Several things need to be up to snuff before online job hunting. Your resume needs to stand out from the pack, your LinkedIn profile should be current and slightly braggy and doing due diligence on a company before applying is crucial.
Simply Hired is imploring job hunters to pay close attention to something even before resume sending and humblebrag loading your LinkedIn page. Be aware of precisely what’s on your Instagram and the message it’s sending to potential employers.
A recent study conducted by the job search website found that hiring managers are more likely to check your Instagram account before looking at LinkedIn or other online profiles. Why? They’re not interested in your photos of epic pork roll sandwiches or obsession with Funko Pop collecting.

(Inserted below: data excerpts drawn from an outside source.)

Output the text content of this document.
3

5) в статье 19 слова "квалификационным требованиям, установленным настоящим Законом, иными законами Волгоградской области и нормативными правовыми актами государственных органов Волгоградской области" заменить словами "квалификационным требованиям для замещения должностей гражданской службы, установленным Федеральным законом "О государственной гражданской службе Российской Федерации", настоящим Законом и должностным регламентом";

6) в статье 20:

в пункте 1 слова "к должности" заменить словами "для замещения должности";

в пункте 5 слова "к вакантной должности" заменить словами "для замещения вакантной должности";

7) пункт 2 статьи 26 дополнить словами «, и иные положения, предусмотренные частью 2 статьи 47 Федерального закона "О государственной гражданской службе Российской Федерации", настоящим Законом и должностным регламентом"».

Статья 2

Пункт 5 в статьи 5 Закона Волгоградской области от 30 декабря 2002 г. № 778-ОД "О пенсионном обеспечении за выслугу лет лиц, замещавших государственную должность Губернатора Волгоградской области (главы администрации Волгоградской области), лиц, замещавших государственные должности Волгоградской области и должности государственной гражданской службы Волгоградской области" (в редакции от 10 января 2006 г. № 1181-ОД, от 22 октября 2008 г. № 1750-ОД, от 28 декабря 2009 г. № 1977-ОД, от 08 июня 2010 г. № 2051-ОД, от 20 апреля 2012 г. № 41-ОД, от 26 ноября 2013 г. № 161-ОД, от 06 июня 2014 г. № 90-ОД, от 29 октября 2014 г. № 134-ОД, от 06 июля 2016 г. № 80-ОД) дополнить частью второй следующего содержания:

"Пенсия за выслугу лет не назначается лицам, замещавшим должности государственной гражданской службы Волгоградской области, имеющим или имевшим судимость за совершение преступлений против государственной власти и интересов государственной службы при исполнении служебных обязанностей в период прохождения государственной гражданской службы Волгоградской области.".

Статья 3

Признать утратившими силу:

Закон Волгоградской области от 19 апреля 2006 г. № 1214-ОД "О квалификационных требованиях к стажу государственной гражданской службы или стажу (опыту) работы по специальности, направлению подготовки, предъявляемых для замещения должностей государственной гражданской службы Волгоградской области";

“Instagram and Facebook show a living, breathing person,” explains Carly Johnson, a project manager with Simply Hired. “It’s great to have a second level of information. Recruiters often go to Instagram and Facebook to determine the kind of person the candidate is beyond their resume.”
Many companies use Instagram to gauge if a candidate is genuinely the person they claim to be in the interview process. A marketing agency hiring manager told Fast Company she looks for five critical values in a potential hire –kindness, smarts, integrity, passion, and hustle — and she goes looking for those beliefs in an IG feed.

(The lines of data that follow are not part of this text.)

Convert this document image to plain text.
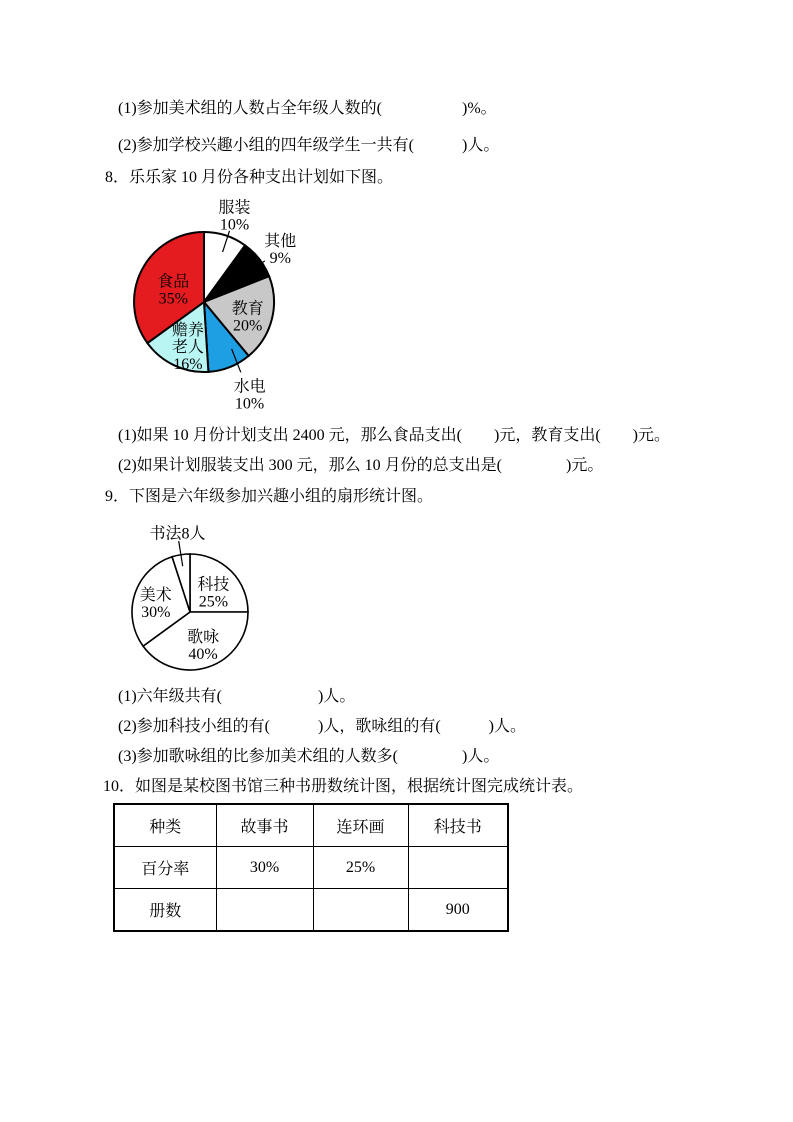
(1)参加美术组的人数占全年级人数的(　　　　　)%。
(2)参加学校兴趣小组的四年级学生一共有(　　　)人。
8．乐乐家 10 月份各种支出计划如下图。
服装
10%
其他
9%
教育
20%
水电
10%
赡养
老人
16%
食品
35%
(1)如果 10 月份计划支出 2400 元，那么食品支出(　　)元，教育支出(　　)元。
(2)如果计划服装支出 300 元，那么 10 月份的总支出是(　　　　)元。
9．下图是六年级参加兴趣小组的扇形统计图。
科技
25%
歌咏
40%
美术
30%
书法8人
(1)六年级共有(　　　　　　)人。
(2)参加科技小组的有(　　　)人，歌咏组的有(　　　)人。
(3)参加歌咏组的比参加美术组的人数多(　　　　)人。
10．如图是某校图书馆三种书册数统计图，根据统计图完成统计表。
种类	故事书	连环画	科技书
百分率	30%	25%	
册数			900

While it’s important to pull down any questionable content — like being blasted at the Super Bowl — but don’t take down all personal photos or pictures dedicated to hobbies or passion projects. “Hobbies show that a person is well rounded,” said Johnson. “You don’t want someone who is all about work and a robot.”

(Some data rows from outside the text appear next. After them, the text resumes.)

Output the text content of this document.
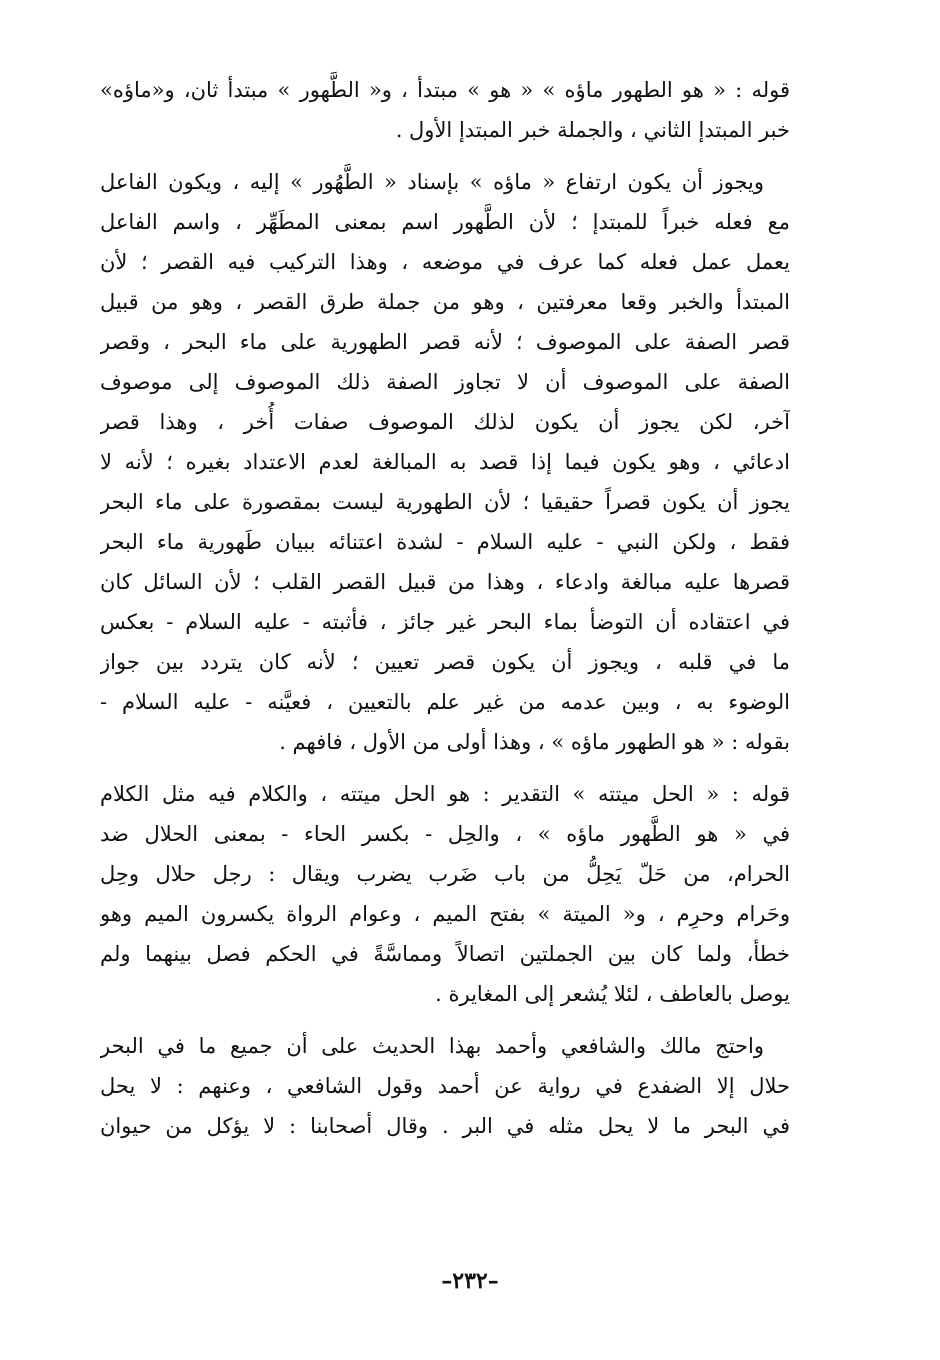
قوله : « هو الطهور ماؤه » « هو » مبتدأ ، و« الطَّهور » مبتدأ ثان، و«ماؤه»
خبر المبتدإ الثاني ، والجملة خبر المبتدإ الأول .
ويجوز أن يكون ارتفاع « ماؤه » بإسناد « الطَّهُور » إليه ، ويكون الفاعل
مع فعله خبراً للمبتدإ ؛ لأن الطَّهور اسم بمعنى المطَهِّر ، واسم الفاعل
يعمل عمل فعله كما عرف في موضعه ، وهذا التركيب فيه القصر ؛ لأن
المبتدأ والخبر وقعا معرفتين ، وهو من جملة طرق القصر ، وهو من قبيل
قصر الصفة على الموصوف ؛ لأنه قصر الطهورية على ماء البحر ، وقصر
الصفة على الموصوف أن لا تجاوز الصفة ذلك الموصوف إلى موصوف
آخر، لكن يجوز أن يكون لذلك الموصوف صفات أُخر ، وهذا قصر
ادعائي ، وهو يكون فيما إذا قصد به المبالغة لعدم الاعتداد بغيره ؛ لأنه لا
يجوز أن يكون قصراً حقيقيا ؛ لأن الطهورية ليست بمقصورة على ماء البحر
فقط ، ولكن النبي - عليه السلام - لشدة اعتنائه ببيان طَهورية ماء البحر
قصرها عليه مبالغة وادعاء ، وهذا من قبيل القصر القلب ؛ لأن السائل كان
في اعتقاده أن التوضأ بماء البحر غير جائز ، فأثبته - عليه السلام - بعكس
ما في قلبه ، ويجوز أن يكون قصر تعيين ؛ لأنه كان يتردد بين جواز
الوضوء به ، وبين عدمه من غير علم بالتعيين ، فعيَّنه - عليه السلام -
بقوله : « هو الطهور ماؤه » ، وهذا أولى من الأول ، فافهم .
قوله : « الحل ميتته » التقدير : هو الحل ميتته ، والكلام فيه مثل الكلام
في « هو الطَّهور ماؤه » ، والحِل - بكسر الحاء - بمعنى الحلال ضد
الحرام، من حَلّ يَحِلُّ من باب ضَرب يضرب ويقال : رجل حلال وحِل
وحَرام وحرِم ، و« الميتة » بفتح الميم ، وعوام الرواة يكسرون الميم وهو
خطأ، ولما كان بين الجملتين اتصالاً ومماسَّةً في الحكم فصل بينهما ولم
يوصل بالعاطف ، لئلا يُشعر إلى المغايرة .
واحتج مالك والشافعي وأحمد بهذا الحديث على أن جميع ما في البحر
حلال إلا الضفدع في رواية عن أحمد وقول الشافعي ، وعنهم : لا يحل
في البحر ما لا يحل مثله في البر . وقال أصحابنا : لا يؤكل من حيوان
–٢٣٢–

Many of the hiring managers polled by Simply Hired admitted to checking other social accounts such as Twitter and Facebook to get a read on the type of stories people share and their interactions with other users. While these practices technically aren’t illegal, there are some issues which could arise after a potential employer pokes around on your social accounts.
David Weisenfeld, a legal editor for XpertHR, told FC that “If the applicant somehow becomes aware that the employer accessed this information via social media and is subsequently passed over for the job, this knowledge could boomerang against the employer and potentially lead to a discrimination claim.” While this would be tough to prove, companies need to be careful about how far they dig into each applicant’s personal life.
If you’re looking for a job, just keep in mind that potential employers could be watching, so either make accounts private if you don’t want to take down any photos or live with the risk of losing out on potential jobs because of questionable content.